人災派遣のフレイムアップ

紫電改

文字の大きさ
上 下
359 / 368
第7話:『壱番街サーベイヤー』

◆28:”勇者よ、国を救ってください”(解決編)-2

しおりを挟む
「このタンタロス王のエピソードはその後、『手に届くところに欲しいものがあるのに手に入らない』『焦らされる』という意味で使われるようになる。日本語で言う故事成語みたいなもんだね。そして今日でも『焦らす』ことを英語では『タンタライズ』という」
「え‥…そんな単語あったっけ?」
「tantalize。授業でならわんかったのか?七瀬」
「あ?あーうん。やったような気もする」
「そしてこの『タンタライズ』は、後に更に一つの言葉に派生する。原子番号73。存在そのものは早くから認められていたものの、化合物から純粋な金属を抽出するのに数十年を要したため、『焦らされ苦しめられた金属』……『タンタル』へと」
「『タンタル』って方はどこかでなんか最近聞いたような……」

 眉間に指をやっていた真凛が、はたと手を打つ。

「あ、もしかして『アル話ルド君』の修理に使っていた、携帯用の部品?」
「おお、記憶していたか。これは素直に偉いぞ。そう、そのとおり。今日では電子部品……特に電解コンデンサの材料として非常に需要が高いレアメタルだな」
「コン、デンサ。アルセス兄様の研究成果」
「……そう。ここで話がつながるわけだ。そういえば『箱』の中身の解析結果がまだでしたね。MBSのメンツにかけて取引が合意となった以上、オープンにしてしまいましょう。ほい」

 おれは長口上を終えて、普洱茶を飲み干し、プロジェクターの画面を切り替えた。

 
 緯度と経度を表す、複数の数字の羅列。

「これが暗号解読の結果です。セゼル大帝が隠し持っていた最後の鉱脈。そして……」

 画面を操作。現代の衛星写真に、得られた座標を重ね合わせたものにページが切り替わる。そこには、ルーナライナ国内のとある一帯を、ゆるく長く走る鉱脈の位置が記されていた。

『これが、これが最後の金脈の情報!!』

 ワンシムがおやつに飛びつく家猫のような勢いで壁に走り寄る。

『ははは、これが切り札か!なんという規模だ、大きさだ。今までの鉱脈でも一級、いや、最大級やもしれん!』
『皇女の身の安全の保障をお忘れなく、閣下』
『ハッ!好きにしろ。どうせそいつには何の力もない。今のうちに我々がこの一帯を押さえれば他の連中にも手出しはできん!』


「盛り上がってるところすみませんが、これ、金脈の地図じゃないんですよねえ」


『は?』

 おれが真横から浴びせた冷水に、ネット上のペットおもしろ画像のような顔でこちらを向くワンシム閣下。やばいちょっと楽しくなってきた。

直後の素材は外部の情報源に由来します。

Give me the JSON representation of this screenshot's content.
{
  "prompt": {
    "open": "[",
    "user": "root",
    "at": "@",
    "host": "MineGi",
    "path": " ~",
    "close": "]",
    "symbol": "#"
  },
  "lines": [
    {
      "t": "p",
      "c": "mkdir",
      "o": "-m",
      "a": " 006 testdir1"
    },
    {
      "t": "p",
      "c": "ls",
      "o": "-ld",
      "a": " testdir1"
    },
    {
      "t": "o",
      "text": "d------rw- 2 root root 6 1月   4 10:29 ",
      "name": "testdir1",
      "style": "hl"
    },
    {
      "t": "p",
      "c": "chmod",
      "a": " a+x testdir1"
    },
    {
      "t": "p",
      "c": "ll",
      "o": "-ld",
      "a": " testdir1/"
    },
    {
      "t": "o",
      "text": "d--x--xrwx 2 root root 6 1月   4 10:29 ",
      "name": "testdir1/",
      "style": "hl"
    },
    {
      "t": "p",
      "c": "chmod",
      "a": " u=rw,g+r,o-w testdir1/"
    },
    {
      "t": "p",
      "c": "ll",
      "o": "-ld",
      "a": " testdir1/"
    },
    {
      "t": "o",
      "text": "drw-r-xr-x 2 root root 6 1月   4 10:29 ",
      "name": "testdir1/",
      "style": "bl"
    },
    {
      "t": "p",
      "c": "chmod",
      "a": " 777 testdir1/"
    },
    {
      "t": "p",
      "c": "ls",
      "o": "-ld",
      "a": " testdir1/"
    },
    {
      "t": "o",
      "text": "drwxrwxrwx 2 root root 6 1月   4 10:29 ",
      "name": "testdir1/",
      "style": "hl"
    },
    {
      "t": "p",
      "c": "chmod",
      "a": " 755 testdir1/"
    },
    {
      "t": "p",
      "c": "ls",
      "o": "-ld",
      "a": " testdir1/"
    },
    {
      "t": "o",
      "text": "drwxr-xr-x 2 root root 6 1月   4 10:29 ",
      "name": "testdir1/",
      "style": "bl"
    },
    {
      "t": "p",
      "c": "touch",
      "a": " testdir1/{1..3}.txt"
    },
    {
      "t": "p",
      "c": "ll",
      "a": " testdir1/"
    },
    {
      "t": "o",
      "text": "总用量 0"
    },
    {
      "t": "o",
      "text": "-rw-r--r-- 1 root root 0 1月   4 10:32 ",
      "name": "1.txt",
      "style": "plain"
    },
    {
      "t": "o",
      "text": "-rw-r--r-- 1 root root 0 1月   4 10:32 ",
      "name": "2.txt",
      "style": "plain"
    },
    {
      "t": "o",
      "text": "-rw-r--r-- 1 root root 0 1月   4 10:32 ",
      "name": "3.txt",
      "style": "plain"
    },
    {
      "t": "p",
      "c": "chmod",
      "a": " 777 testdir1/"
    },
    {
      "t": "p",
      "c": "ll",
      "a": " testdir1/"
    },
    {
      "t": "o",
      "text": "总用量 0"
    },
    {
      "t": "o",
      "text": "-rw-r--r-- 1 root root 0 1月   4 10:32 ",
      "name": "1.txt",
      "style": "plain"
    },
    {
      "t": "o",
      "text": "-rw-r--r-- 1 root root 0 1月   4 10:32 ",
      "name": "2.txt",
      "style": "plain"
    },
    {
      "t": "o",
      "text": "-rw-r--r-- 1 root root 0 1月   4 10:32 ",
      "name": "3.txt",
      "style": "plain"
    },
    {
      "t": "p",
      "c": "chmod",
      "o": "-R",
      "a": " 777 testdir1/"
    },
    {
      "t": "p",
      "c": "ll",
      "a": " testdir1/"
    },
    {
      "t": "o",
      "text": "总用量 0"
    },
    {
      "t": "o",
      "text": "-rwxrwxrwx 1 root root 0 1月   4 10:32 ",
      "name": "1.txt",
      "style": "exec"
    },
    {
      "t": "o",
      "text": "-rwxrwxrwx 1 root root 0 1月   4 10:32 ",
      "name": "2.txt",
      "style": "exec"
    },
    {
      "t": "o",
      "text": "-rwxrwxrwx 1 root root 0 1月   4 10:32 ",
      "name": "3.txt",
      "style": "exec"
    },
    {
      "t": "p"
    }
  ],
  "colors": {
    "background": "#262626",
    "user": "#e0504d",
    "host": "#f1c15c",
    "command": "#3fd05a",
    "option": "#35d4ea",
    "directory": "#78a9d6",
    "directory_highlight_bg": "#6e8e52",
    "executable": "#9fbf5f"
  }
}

「言ったでしょう。ああ、もちろん実際に掘ったわけじゃないから確証はありませんよ?でもタンタロス。タンタライズ。タンタルというキーワード。コンデンサを研究していたアルセス皇子。産業を誘致することを目指していたセゼル大帝。ついでに言うなら、最新の衛星画像による露頭部の映像解析技術。これを踏まえて総合的に判断するに……これ、タンタルの鉱脈ですよ」

 いやあすごい。タンタルの産出はほとんどがオーストラリア、アフリカ、南アメリカのはず。中央アジアでこれほど大量のタンタルが採れるとなれば、地質学の世界ではちょっとした騒ぎになるのではなかろうか。

『……だが、希少金属だろう!価値があるのは変わらんだろうが』
「少し違います。タンタルはそれのみでは決して金ほどの価値はない。アルセスがセゼルと共にかつて進めていたのは、タンタル鉱石の採掘と半導体コンデンサの産業誘致プロジェクト。ただ掘り出して終わりの金ではなく、ルーナライナの人々が職業を持ち、近代国家として自立、飛躍するための、まさに国家の大計ですよ」
「亘理さん、アルセス兄様とセゼル大帝の考えていたことはわかりました。……でも、それは、アルセス兄様の結末の理由にはなっていないと思います」

 皇女の紫の瞳がおれをまっすぐ見据える。いかんいかん。どうもおれはあの目に弱いらしい。

「そうだね……。じゃあ、理由を話そう」
しおりを挟む

処理中です...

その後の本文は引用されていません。